A Pentecost Linkdump

Today is Pentecost or Whitsun weekend, which is a public holiday in Germany. Well, tomorrow, i.e. Monday is a public holiday and those of us working in school like yours truly get Tuesday off as well. So hurray for a long holiday weekend.

Unfortunately, I also had a spot of computer trouble, when the battery charger of my laptop decided to give up the ghost yesterday night. Even more unfortunately, I only realized that the battery charger was faulty when my laptop ran out of power in spite of being plugged in and just wouldn’t recharge. Luckily, I still have the desktop, so I’m not entirely computerless, but it’s still annoying. And of course this has to happen during the long holiday weekend.

And now for some neat links:

After publishing that handwringing article about the alleged moral depravity of contemporary YA fashion last week, the Wall Street Journal also publishes this great response by YA author Sherman Alexie.

Besides, it’s not as if the morally wholesome YA books can’t wreck any damage on young readers. Just take Justine Musk’s rant about the Sweet Valley High novels for example. Now I actually read those books – in German – as a teenager. I must have had more than twenty – my Mom bought them for me at a combination of newsstand/stationary/gift/book/tobacco shop in my hometown. Most of my reading material at the time came either from that shop or the library, so I was limited to their selection. Unfortunately, that selection didn’t include any SFF beyond Perry Rhodan and Geisterjäger John Sinclair – which I wasn’t supposed to read. So I stuck with Sweet Valley High for a while, then read only non-fiction for a year or two before finding fantasy and SF and never looking back.

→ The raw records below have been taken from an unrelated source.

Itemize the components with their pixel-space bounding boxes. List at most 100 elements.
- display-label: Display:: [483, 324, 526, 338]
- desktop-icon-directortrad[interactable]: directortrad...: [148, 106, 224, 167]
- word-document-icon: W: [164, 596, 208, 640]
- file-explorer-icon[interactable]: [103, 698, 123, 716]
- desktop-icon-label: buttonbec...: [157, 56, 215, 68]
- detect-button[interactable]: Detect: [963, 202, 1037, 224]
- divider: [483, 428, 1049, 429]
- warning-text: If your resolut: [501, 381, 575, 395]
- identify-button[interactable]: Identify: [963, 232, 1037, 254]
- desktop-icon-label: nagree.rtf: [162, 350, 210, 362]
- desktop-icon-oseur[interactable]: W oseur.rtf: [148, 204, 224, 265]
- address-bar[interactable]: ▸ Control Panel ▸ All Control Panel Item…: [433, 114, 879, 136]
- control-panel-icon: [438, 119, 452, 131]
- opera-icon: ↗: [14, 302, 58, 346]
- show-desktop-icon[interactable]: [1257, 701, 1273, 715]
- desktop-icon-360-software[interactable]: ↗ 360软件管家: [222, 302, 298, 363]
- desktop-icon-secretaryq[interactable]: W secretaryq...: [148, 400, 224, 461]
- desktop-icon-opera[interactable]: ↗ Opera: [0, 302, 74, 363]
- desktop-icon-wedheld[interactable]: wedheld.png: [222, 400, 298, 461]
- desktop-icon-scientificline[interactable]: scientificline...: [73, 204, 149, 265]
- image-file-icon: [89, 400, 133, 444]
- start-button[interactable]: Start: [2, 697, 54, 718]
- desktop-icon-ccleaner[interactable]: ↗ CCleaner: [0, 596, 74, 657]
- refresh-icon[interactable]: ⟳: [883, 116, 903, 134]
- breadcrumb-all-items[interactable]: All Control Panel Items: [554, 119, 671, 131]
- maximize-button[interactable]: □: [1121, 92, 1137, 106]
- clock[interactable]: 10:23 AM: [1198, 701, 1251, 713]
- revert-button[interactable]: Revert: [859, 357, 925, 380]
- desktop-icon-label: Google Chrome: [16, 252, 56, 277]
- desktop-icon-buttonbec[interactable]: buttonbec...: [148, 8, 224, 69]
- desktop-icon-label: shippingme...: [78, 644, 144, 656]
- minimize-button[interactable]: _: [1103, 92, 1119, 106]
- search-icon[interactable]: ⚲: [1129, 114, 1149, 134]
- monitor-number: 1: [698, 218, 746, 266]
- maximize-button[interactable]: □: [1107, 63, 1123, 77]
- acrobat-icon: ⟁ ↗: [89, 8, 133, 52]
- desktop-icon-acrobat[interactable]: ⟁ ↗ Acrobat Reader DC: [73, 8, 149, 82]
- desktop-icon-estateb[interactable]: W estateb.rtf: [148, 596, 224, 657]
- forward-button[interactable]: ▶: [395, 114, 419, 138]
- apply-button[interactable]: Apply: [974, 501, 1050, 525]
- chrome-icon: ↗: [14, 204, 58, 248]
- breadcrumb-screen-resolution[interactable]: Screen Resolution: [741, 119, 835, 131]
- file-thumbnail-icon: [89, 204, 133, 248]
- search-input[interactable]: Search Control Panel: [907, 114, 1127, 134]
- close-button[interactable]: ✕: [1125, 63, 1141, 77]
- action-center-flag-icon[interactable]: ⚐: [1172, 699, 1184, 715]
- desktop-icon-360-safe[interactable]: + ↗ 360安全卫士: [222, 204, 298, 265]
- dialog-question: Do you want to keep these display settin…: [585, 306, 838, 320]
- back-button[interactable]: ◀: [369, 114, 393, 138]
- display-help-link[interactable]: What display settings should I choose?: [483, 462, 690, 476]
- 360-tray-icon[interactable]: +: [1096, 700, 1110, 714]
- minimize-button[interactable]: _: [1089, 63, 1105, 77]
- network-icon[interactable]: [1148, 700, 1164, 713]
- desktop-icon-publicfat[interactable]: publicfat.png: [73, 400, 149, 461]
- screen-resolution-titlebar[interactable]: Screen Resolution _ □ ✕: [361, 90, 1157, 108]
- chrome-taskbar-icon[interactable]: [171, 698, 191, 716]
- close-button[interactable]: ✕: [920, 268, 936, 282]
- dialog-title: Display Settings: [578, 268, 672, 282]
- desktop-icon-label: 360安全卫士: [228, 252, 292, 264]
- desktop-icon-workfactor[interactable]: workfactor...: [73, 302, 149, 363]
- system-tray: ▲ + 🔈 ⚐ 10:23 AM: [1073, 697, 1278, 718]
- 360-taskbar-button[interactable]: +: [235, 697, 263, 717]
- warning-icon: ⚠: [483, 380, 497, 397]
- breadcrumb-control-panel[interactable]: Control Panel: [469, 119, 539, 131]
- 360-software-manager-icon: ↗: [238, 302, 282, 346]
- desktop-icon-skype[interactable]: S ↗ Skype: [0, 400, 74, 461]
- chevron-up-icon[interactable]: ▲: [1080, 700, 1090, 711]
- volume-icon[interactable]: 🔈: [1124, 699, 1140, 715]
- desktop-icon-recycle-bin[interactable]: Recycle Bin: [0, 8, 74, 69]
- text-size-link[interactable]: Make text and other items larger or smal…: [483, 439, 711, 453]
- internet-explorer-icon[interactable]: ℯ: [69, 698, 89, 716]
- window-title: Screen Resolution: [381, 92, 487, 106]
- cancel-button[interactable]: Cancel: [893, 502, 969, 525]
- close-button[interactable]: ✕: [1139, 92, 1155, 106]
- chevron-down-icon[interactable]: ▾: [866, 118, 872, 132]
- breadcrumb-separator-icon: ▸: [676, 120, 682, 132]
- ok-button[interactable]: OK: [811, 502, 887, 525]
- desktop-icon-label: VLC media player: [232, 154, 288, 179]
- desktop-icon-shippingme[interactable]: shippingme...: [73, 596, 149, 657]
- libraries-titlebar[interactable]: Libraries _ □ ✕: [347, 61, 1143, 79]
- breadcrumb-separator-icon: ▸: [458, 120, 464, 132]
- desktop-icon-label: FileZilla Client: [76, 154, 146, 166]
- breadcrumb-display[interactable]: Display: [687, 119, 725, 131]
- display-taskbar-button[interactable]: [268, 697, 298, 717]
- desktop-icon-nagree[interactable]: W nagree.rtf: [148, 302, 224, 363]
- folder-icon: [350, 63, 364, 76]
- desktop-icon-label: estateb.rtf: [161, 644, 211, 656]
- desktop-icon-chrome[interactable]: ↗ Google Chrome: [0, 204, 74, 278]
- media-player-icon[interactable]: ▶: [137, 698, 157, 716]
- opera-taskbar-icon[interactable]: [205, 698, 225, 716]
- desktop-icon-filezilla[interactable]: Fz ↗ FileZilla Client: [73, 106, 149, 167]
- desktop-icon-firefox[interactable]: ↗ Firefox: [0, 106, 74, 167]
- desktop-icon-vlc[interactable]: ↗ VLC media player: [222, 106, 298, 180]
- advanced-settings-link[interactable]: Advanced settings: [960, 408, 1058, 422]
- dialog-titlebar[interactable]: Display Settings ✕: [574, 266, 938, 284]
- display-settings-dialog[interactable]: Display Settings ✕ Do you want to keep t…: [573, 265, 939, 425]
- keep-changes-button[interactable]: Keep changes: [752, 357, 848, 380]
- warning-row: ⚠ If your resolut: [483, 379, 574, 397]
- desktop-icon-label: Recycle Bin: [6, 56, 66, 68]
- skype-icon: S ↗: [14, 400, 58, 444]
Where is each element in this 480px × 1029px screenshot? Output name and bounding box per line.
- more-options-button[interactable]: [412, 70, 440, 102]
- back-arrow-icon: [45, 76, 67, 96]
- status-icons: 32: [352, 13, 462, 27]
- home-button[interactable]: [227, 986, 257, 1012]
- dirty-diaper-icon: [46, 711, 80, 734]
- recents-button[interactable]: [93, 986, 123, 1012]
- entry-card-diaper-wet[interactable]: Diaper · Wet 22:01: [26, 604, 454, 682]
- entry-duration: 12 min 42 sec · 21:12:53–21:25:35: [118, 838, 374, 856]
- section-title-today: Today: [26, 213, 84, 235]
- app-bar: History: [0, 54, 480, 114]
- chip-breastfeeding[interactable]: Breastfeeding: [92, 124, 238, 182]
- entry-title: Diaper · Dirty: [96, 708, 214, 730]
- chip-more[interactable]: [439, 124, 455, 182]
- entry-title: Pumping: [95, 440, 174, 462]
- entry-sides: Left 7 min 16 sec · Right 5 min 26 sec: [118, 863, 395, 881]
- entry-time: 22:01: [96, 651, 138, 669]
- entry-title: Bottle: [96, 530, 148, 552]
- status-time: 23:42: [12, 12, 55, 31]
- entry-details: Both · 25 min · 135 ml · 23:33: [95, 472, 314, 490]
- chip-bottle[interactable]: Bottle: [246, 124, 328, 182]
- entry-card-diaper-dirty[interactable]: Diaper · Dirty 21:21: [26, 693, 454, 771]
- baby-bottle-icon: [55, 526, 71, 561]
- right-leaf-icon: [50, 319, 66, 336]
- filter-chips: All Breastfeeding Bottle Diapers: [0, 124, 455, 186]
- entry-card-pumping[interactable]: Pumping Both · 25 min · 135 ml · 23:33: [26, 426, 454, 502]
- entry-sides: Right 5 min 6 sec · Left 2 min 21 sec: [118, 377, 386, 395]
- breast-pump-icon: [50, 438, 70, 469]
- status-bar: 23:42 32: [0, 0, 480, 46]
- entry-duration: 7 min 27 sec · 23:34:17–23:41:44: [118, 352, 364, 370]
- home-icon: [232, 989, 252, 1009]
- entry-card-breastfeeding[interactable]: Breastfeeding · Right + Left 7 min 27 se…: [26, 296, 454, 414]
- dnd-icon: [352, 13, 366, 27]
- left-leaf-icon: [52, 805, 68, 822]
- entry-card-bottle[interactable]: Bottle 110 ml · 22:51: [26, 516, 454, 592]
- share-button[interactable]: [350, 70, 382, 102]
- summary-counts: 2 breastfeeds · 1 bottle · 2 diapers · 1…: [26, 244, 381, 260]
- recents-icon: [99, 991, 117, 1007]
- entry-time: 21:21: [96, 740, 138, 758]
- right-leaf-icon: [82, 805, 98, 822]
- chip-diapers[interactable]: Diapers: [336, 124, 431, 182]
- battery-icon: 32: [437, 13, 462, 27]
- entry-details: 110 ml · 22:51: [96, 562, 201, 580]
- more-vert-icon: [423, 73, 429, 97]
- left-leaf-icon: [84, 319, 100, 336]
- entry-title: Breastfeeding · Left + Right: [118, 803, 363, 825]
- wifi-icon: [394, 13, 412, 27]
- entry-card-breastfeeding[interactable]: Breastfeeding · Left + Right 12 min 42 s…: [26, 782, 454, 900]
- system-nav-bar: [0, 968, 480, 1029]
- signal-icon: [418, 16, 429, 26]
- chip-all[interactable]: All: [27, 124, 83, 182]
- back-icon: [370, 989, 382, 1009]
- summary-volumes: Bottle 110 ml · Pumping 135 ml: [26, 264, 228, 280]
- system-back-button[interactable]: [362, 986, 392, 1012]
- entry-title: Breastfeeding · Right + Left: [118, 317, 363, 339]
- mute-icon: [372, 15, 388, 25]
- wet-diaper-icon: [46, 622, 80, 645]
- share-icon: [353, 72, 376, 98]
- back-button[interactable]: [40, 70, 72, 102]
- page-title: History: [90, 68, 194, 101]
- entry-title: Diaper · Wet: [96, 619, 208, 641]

Oddly enough, I don’t remember the perfect size 6 thing at all, probably because it wasn’t in the German translation. Though I do remember the creepy perfection of the Wakefield twins, and that I always liked Jessica better than Elizabeth. Still, are fluffy books with questionable values like the Sweet Valley High series really better for teenagers than YA novels that take an unflinching look at the uglier sides of life? Somehow I doubt it.

At the Huffington Post, Ruth Fowler really, really disagrees with Téa Obreht winning the Orange Prize for The Tiger’s Wife. Of course, it’s her good right to dislike the novel, but was it really necessary to make cracks about Téa Obreht’s appearance or youth or project her dislike of one novel to every writer who ever graduated from a creative program?

Téa Obreht’s win of the Orange Prize has also made some waves in the SFF community by initiating another round of the good old genre versus literary debate. For anyone who hasn’t yet had enough of that, discussions can be found at the Guardian and at Damien Walter’s blog.

Mark Charan Newton has a very interesting post about gender and cover design in historical fiction. And he doesn’t even go into the pain that is historical romance covers.

Finally, Theodora Goss has a nice writing post on the half and half life. This is so very true.